For those who don’t follow on Facebook, I have been without internet in my house for 2.5 months and it will be another 20 days. When I finally do get it back I will have several New posts for you including what I got for my birthday (which is today) this year!
For now though I wanted to talk about expectations in ultralight backpacking, specifically of the cottage gear companies that supply so much of what we tend to carry. There have been more people than ever ordering from these companies and many of them are first time small company purchasers or new ultralighters and even a few traditional backpackers just trying to lighten some weight. This is great news for these gear makers, but it can also cause some issues. These issues have come to light as of late for a few people and it has caused some unhappy customers. I’ve heard a few of the complaints and sadly, some of them have happened from a lack of understanding in how cottage companies work. Some have been genuine issues as well of course and there are growing pains that do occur. Any time a company has more work than their workers can handle, it can mean things fall through the cracks. It is unfortunate, but a reality of business and is something that customers need to have some grace for. Not that we should settle for bad service, but maybe just have a softer heart and a little understanding that we are working with people, not robots.
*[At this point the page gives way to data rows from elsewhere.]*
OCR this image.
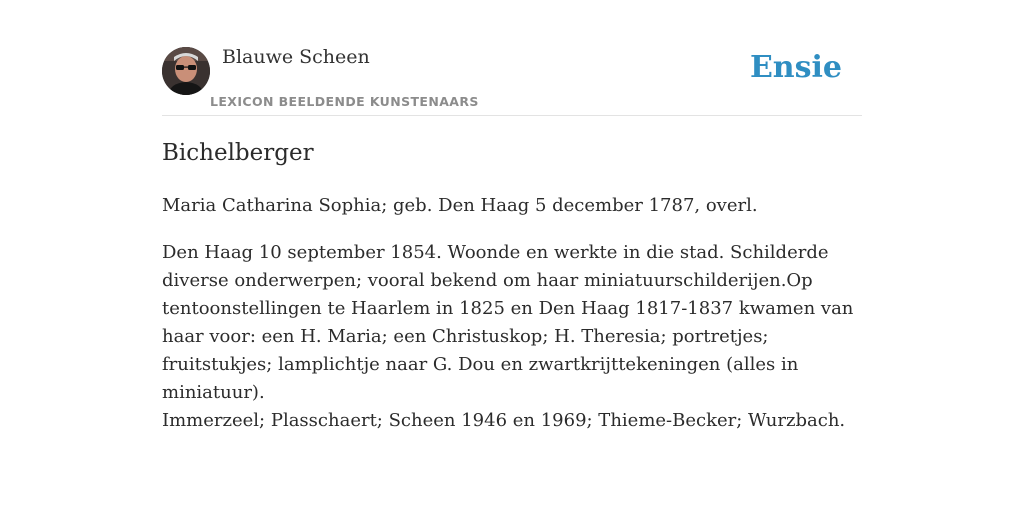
Blauwe Scheen
LEXICON BEELDENDE KUNSTENAARS
Ensie
Bichelberger

Maria Catharina Sophia; geb. Den Haag 5 december 1787, overl.

Den Haag 10 september 1854. Woonde en werkte in die stad. Schilderde diverse onderwerpen; vooral bekend om haar miniatuurschilderijen.Op tentoonstellingen te Haarlem in 1825 en Den Haag 1817-1837 kwamen van haar voor: een H. Maria; een Christuskop; H. Theresia; portretjes; fruitstukjes; lamplichtje naar G. Dou en zwartkrijttekeningen (alles in miniatuur).

Immerzeel; Plasschaert; Scheen 1946 en 1969; Thieme-Becker; Wurzbach.
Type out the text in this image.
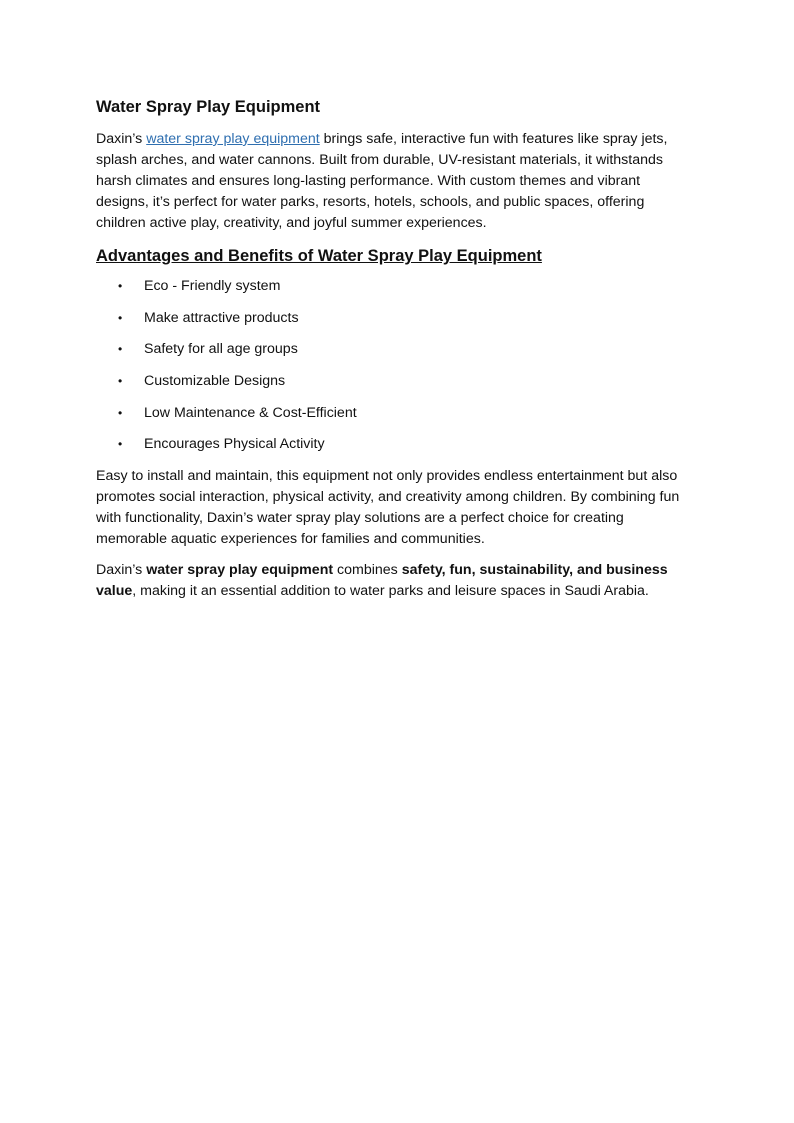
Water Spray Play Equipment

Daxin’s water spray play equipment brings safe, interactive fun with features like spray jets, splash arches, and water cannons. Built from durable, UV-resistant materials, it withstands harsh climates and ensures long-lasting performance. With custom themes and vibrant designs, it’s perfect for water parks, resorts, hotels, schools, and public spaces, offering children active play, creativity, and joyful summer experiences.

Advantages and Benefits of Water Spray Play Equipment
• Eco - Friendly system
• Make attractive products
• Safety for all age groups
• Customizable Designs
• Low Maintenance & Cost-Efficient
• Encourages Physical Activity

Easy to install and maintain, this equipment not only provides endless entertainment but also promotes social interaction, physical activity, and creativity among children. By combining fun with functionality, Daxin’s water spray play solutions are a perfect choice for creating memorable aquatic experiences for families and communities.

Daxin’s water spray play equipment combines safety, fun, sustainability, and business value, making it an essential addition to water parks and leisure spaces in Saudi Arabia.
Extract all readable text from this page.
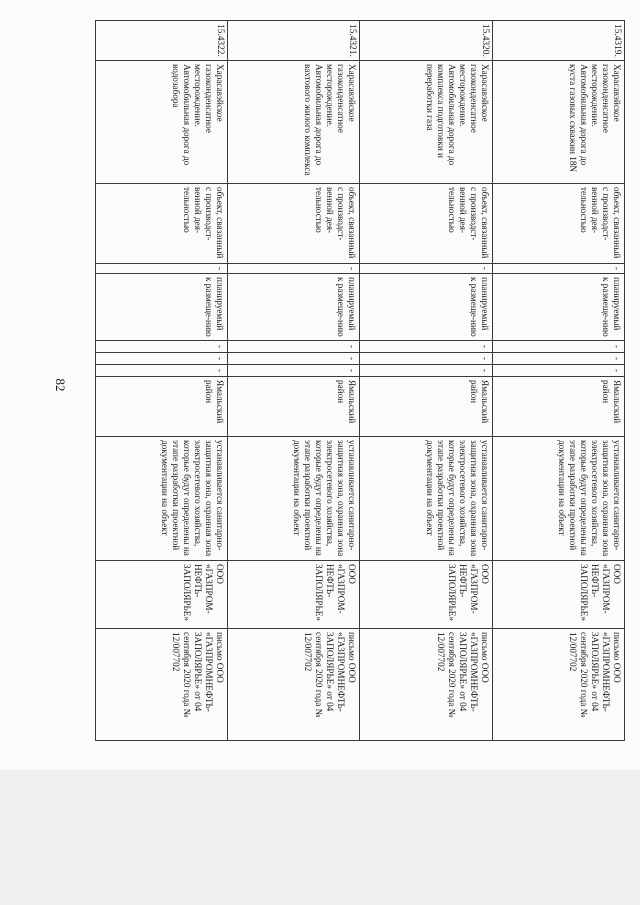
82
15.4319.	Харасавэйское газоконденсатное месторождение. Автомобильная дорога до куста газовых скважин 18N	объект, связанный с производст-венной дея-тельностью	-	планируемый к размеще-нию	-	-	-	Ямальский район	устанавливается санитарно-защитная зона, охранная зона электросетевого хозяйства, которые будут определены на этапе разработки проектной документации на объект	ООО «ГАЗПРОМ-НЕФТЬ-ЗАПОЛЯРЬЕ»	письмо ООО «ГАЗПРОМНЕФТЬ-ЗАПОЛЯРЬЕ» от 04 сентября 2020 года № 12/007702
15.4320.	Харасавэйское газоконденсатное месторождение. Автомобильная дорога до комплекса подготовки и переработки газа	объект, связанный с производст-венной дея-тельностью	-	планируемый к размеще-нию	-	-	-	Ямальский район	устанавливается санитарно-защитная зона, охранная зона электросетевого хозяйства, которые будут определены на этапе разработки проектной документации на объект	ООО «ГАЗПРОМ-НЕФТЬ-ЗАПОЛЯРЬЕ»	письмо ООО «ГАЗПРОМНЕФТЬ-ЗАПОЛЯРЬЕ» от 04 сентября 2020 года № 12/007702
15.4321.	Харасавэйское газоконденсатное месторождение. Автомобильная дорога до вахтового жилого комплекса	объект, связанный с производст-венной дея-тельностью	-	планируемый к размеще-нию	-	-	-	Ямальский район	устанавливается санитарно-защитная зона, охранная зона электросетевого хозяйства, которые будут определены на этапе разработки проектной документации на объект	ООО «ГАЗПРОМ-НЕФТЬ-ЗАПОЛЯРЬЕ»	письмо ООО «ГАЗПРОМНЕФТЬ-ЗАПОЛЯРЬЕ» от 04 сентября 2020 года № 12/007702
15.4322.	Харасавэйское газоконденсатное месторождение. Автомобильная дорога до водозабора	объект, связанный с производст-венной дея-тельностью	-	планируемый к размеще-нию	-	-	-	Ямальский район	устанавливается санитарно-защитная зона, охранная зона электросетевого хозяйства, которые будут определены на этапе разработки проектной документации на объект	ООО «ГАЗПРОМ-НЕФТЬ-ЗАПОЛЯРЬЕ»	письмо ООО «ГАЗПРОМНЕФТЬ-ЗАПОЛЯРЬЕ» от 04 сентября 2020 года № 12/007702
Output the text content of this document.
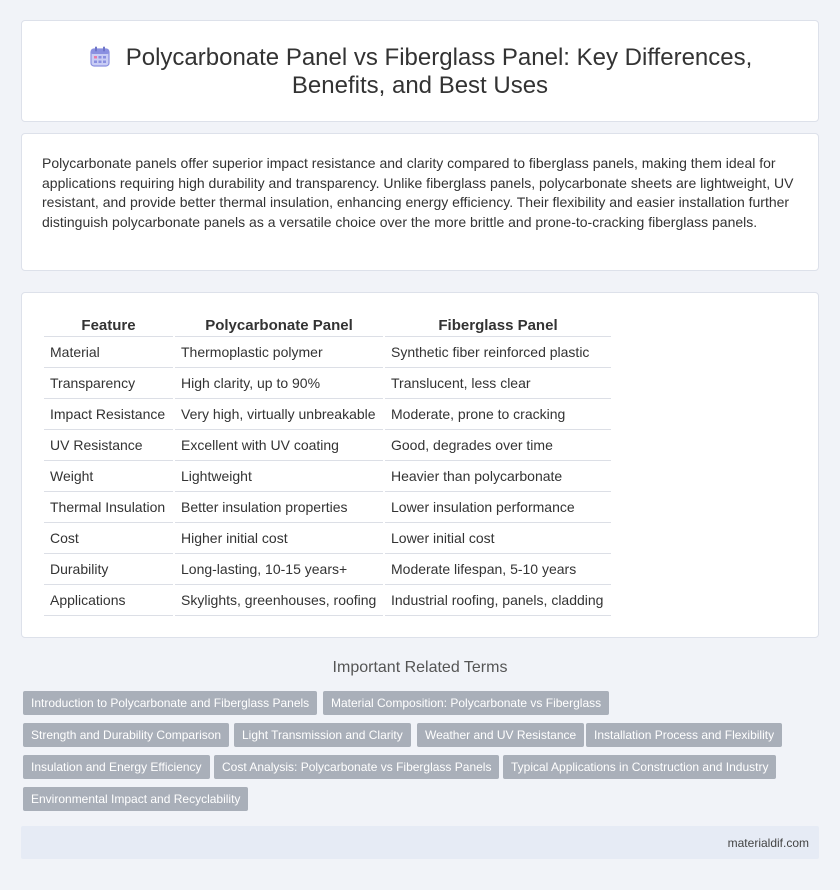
Polycarbonate Panel vs Fiberglass Panel: Key Differences,
Benefits, and Best Uses

Polycarbonate panels offer superior impact resistance and clarity compared to fiberglass panels, making them ideal for applications requiring high durability and transparency. Unlike fiberglass panels, polycarbonate sheets are lightweight, UV resistant, and provide better thermal insulation, enhancing energy efficiency. Their flexibility and easier installation further distinguish polycarbonate panels as a versatile choice over the more brittle and prone-to-cracking fiberglass panels.

Feature	Polycarbonate Panel	Fiberglass Panel
Material	Thermoplastic polymer	Synthetic fiber reinforced plastic
Transparency	High clarity, up to 90%	Translucent, less clear
Impact Resistance	Very high, virtually unbreakable	Moderate, prone to cracking
UV Resistance	Excellent with UV coating	Good, degrades over time
Weight	Lightweight	Heavier than polycarbonate
Thermal Insulation	Better insulation properties	Lower insulation performance
Cost	Higher initial cost	Lower initial cost
Durability	Long-lasting, 10-15 years+	Moderate lifespan, 5-10 years
Applications	Skylights, greenhouses, roofing	Industrial roofing, panels, cladding
Important Related Terms
Introduction to Polycarbonate and Fiberglass Panels	Material Composition: Polycarbonate vs Fiberglass
Strength and Durability Comparison	Light Transmission and Clarity	Weather and UV Resistance	Installation Process and Flexibility
Insulation and Energy Efficiency	Cost Analysis: Polycarbonate vs Fiberglass Panels	Typical Applications in Construction and Industry
Environmental Impact and Recyclability
materialdif.com
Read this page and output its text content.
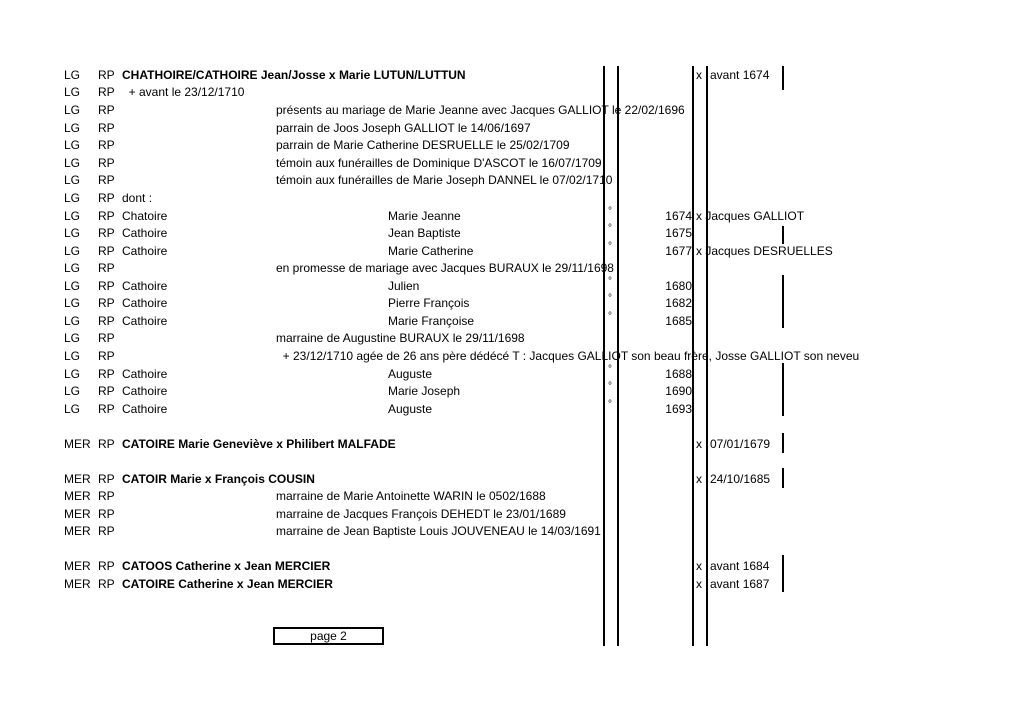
LG RP CHATHOIRE/CATHOIRE Jean/Josse x Marie LUTUN/LUTTUN	x avant 1674
LG RP + avant le 23/12/1710
LG RP	présents au mariage de Marie Jeanne avec Jacques GALLIOT le 22/02/1696
LG RP	parrain de Joos Joseph GALLIOT le 14/06/1697
LG RP	parrain de Marie Catherine DESRUELLE le 25/02/1709
LG RP	témoin aux funérailles de Dominique D'ASCOT le 16/07/1709
LG RP	témoin aux funérailles de Marie Joseph DANNEL le 07/02/1710
LG RP dont :
LG RP Chatoire	Marie Jeanne	°	1674 x Jacques GALLIOT
LG RP Cathoire	Jean Baptiste	°	1675
LG RP Cathoire	Marie Catherine	°	1677 x Jacques DESRUELLES
LG RP	en promesse de mariage avec Jacques BURAUX le 29/11/1698
LG RP Cathoire	Julien	°	1680
LG RP Cathoire	Pierre François	°	1682
LG RP Cathoire	Marie Françoise	°	1685
LG RP	marraine de Augustine BURAUX le 29/11/1698
LG RP	+ 23/12/1710 agée de 26 ans père dédécé T : Jacques GALLIOT son beau frère, Josse GALLIOT son neveu
LG RP Cathoire	Auguste	°	1688
LG RP Cathoire	Marie Joseph	°	1690
LG RP Cathoire	Auguste	°	1693
MER RP CATOIRE Marie Geneviève x Philibert MALFADE	x 07/01/1679
MER RP CATOIR Marie x François COUSIN	x 24/10/1685
MER RP	marraine de Marie Antoinette WARIN le 0502/1688
MER RP	marraine de Jacques François DEHEDT le 23/01/1689
MER RP	marraine de Jean Baptiste Louis JOUVENEAU le 14/03/1691
MER RP CATOOS Catherine x Jean MERCIER	x avant 1684
MER RP CATOIRE Catherine x Jean MERCIER	x avant 1687
page 2
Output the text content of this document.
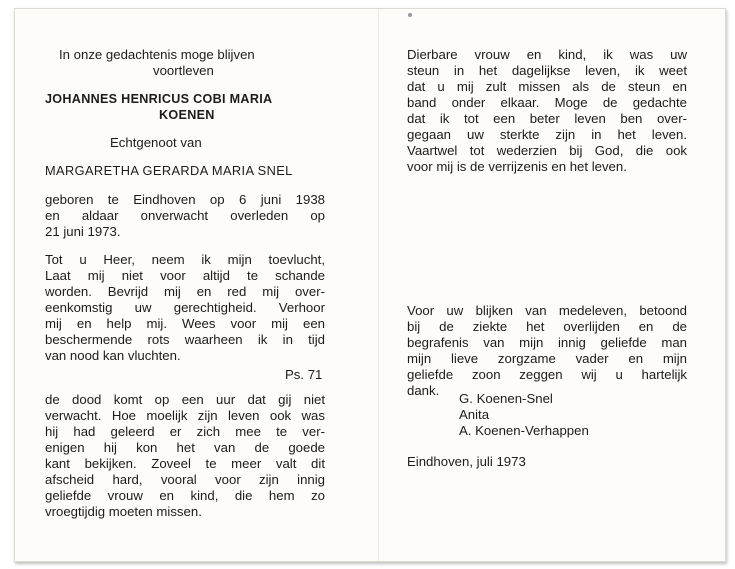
In onze gedachtenis moge blijven
voortleven
JOHANNES HENRICUS COBI MARIA
KOENEN
Echtgenoot van
MARGARETHA GERARDA MARIA SNEL
geboren te Eindhoven op 6 juni 1938
en aldaar onverwacht overleden op
21 juni 1973.
Tot u Heer, neem ik mijn toevlucht,
Laat mij niet voor altijd te schande
worden. Bevrijd mij en red mij over-
eenkomstig uw gerechtigheid. Verhoor
mij en help mij. Wees voor mij een
beschermende rots waarheen ik in tijd
van nood kan vluchten.
Ps. 71
de dood komt op een uur dat gij niet
verwacht. Hoe moelijk zijn leven ook was
hij had geleerd er zich mee te ver-
enigen hij kon het van de goede
kant bekijken. Zoveel te meer valt dit
afscheid hard, vooral voor zijn innig
geliefde vrouw en kind, die hem zo
vroegtijdig moeten missen.
Dierbare vrouw en kind, ik was uw
steun in het dagelijkse leven, ik weet
dat u mij zult missen als de steun en
band onder elkaar. Moge de gedachte
dat ik tot een beter leven ben over-
gegaan uw sterkte zijn in het leven.
Vaartwel tot wederzien bij God, die ook
voor mij is de verrijzenis en het leven.
Voor uw blijken van medeleven, betoond
bij de ziekte het overlijden en de
begrafenis van mijn innig geliefde man
mijn lieve zorgzame vader en mijn
geliefde zoon zeggen wij u hartelijk
dank.
G. Koenen-Snel
Anita
A. Koenen-Verhappen
Eindhoven, juli 1973
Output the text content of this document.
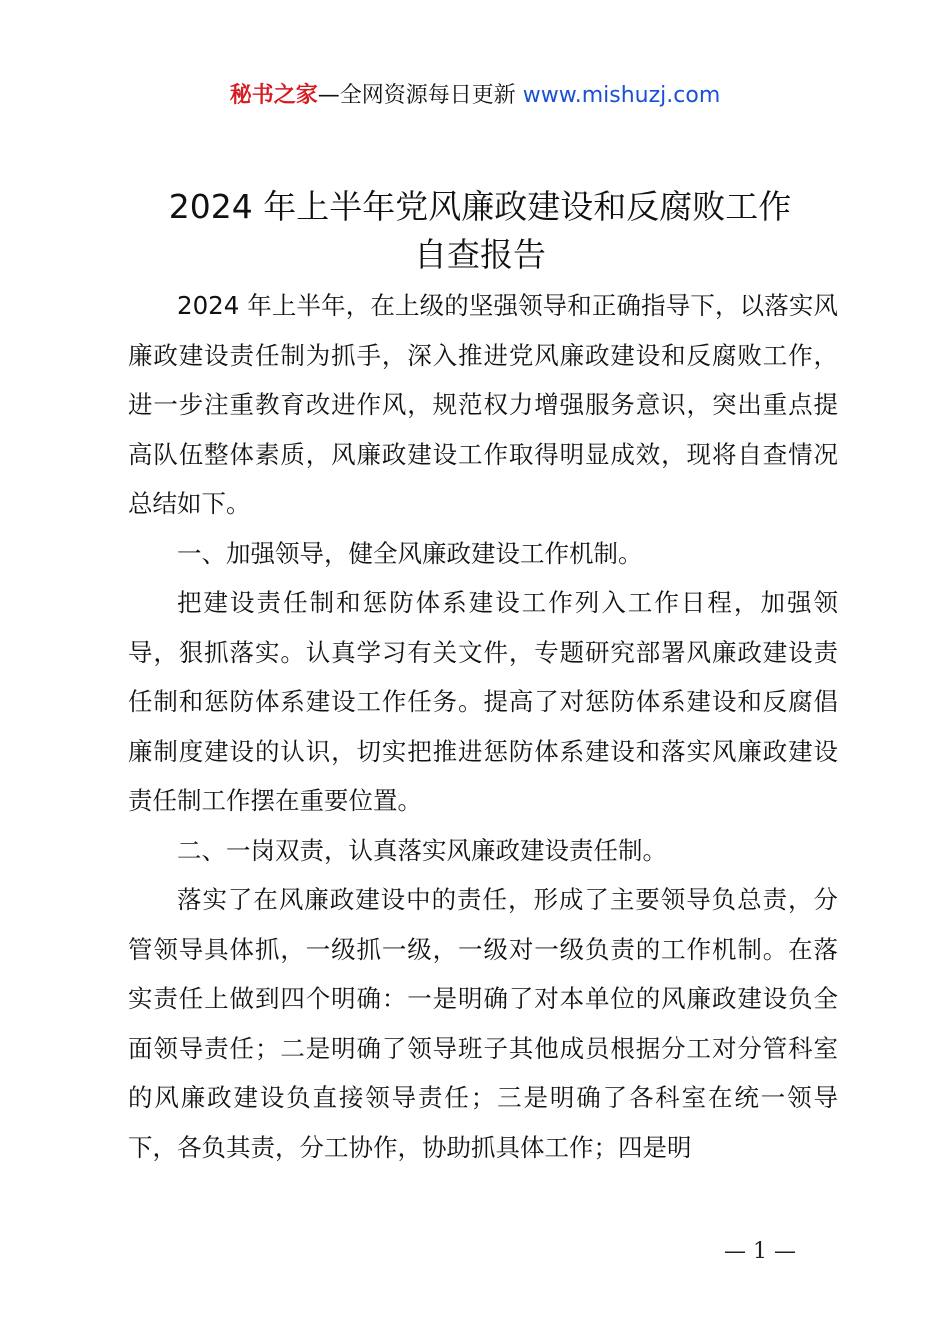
秘书之家—全网资源每日更新 www.mishuzj.com
2024 年上半年党风廉政建设和反腐败工作
自查报告

2024 年上半年，在上级的坚强领导和正确指导下，以落实风廉政建设责任制为抓手，深入推进党风廉政建设和反腐败工作，进一步注重教育改进作风，规范权力增强服务意识，突出重点提高队伍整体素质，风廉政建设工作取得明显成效，现将自查情况总结如下。

一、加强领导，健全风廉政建设工作机制。

把建设责任制和惩防体系建设工作列入工作日程，加强领导，狠抓落实。认真学习有关文件，专题研究部署风廉政建设责任制和惩防体系建设工作任务。提高了对惩防体系建设和反腐倡廉制度建设的认识，切实把推进惩防体系建设和落实风廉政建设责任制工作摆在重要位置。

二、一岗双责，认真落实风廉政建设责任制。

落实了在风廉政建设中的责任，形成了主要领导负总责，分管领导具体抓，一级抓一级，一级对一级负责的工作机制。在落实责任上做到四个明确：一是明确了对本单位的风廉政建设负全面领导责任；二是明确了领导班子其他成员根据分工对分管科室的风廉政建设负直接领导责任；三是明确了各科室在统一领导下，各负其责，分工协作，协助抓具体工作；四是明

— 1 —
The thing that has bothered me the most, is unrealistic expectations from a small business. As someone who works for a family member’s small business I am aware of the issues from the business side of things and as a customer of many of my local businesses and online gear shops, I am also familiar with what it is like to have these issues as a customer. The thing to remember is, these are people at the other end of the phone, keyboard or what have you. These are people with a passion and desire to make a great product. As a customer, it is important to remember that and in a world where faceless corporate conglomerates have taken over much of the market, many people do not understand or recognize what it is to be a small business anymore. People have forgotten that a tent that is a bit late for a business owner is a 12 hour work day trying to fill an order that he just ran out of time to make instead of going to the movies with their spouse or seeing their kid’s ball game on a Saturday. There is a real person there and they have a life outside of your order. These are not machines that pump out hundreds of products a day. You need to treat them as such.
So I have some guidelines I’ve adopted when working with these small companies that helps my transaction go smoothly and my expectations as realistic as possible. It also helps the company to fully understand what I expect.
1. Order Early – I try to add at least a month, sometimes more, than the wait time listed on their website. These wait times are subject to change and are dependent on how many orders they have in. They can (and probably do) get 15 or 20 more orders than they expect in any given day. This can change wait times drastically, so I always try to order early and never order something you can’t live without so that it will get there a week or two before your hike. Always make sure you give it at least a month or more.
2. Expect a Longer Wait in Spring – Folks this is Thru Hiker season and everyone is trying to get their gear and get on trail. There are going to be long wait times and hundreds of emails and requests. You are not their only customer or even the only one who may need a rush on something at this time of year, so have some grace and don’t put your order in too late. This ties into the first point as well as the next point which is…
3. For a Major Hike During a Major Hiking Season, Always Order 6 Months in Advance – I was wanting my tarp last year for a September hike. Not a giant season like April or May is, but pretty big around here so I made certain my order was in April and I was prepared for a long wait. It took a while, but I got my tarp and despite the wait, I wasn’t unhappy because I knew to expect it.
4. Stay In Contact – If you are looking for something vital to your hike, or something you asked to be rushed, don’t be afraid to check in after you place the request and if you don’t get confirmation of shipment the day you requested, email them back. These are busy people. Some of them even have regular 9 to 5 jobs on top of what you’ve asked for and things get lost or forgotten. An email once or twice in the middle of the process (not 15) only takes 5 minutes and can be a good way to make sure your expectations are fully communicated and not being misunderstood. This can give a company the chance to fix something before it becomes an actual problem.
5. Finally, Have Some Grace – Again, these are people, not robots. Even if they do mess it up and your plans are not what you hoped, remember they didn’t do it to you on purpose or to make you upset. Things happen and no one is perfect.
I’ve found if I keep these 5 things in mind when placing orders with a cottage gear maker, I have better success, better expectations, and less frustration during my gear buying process!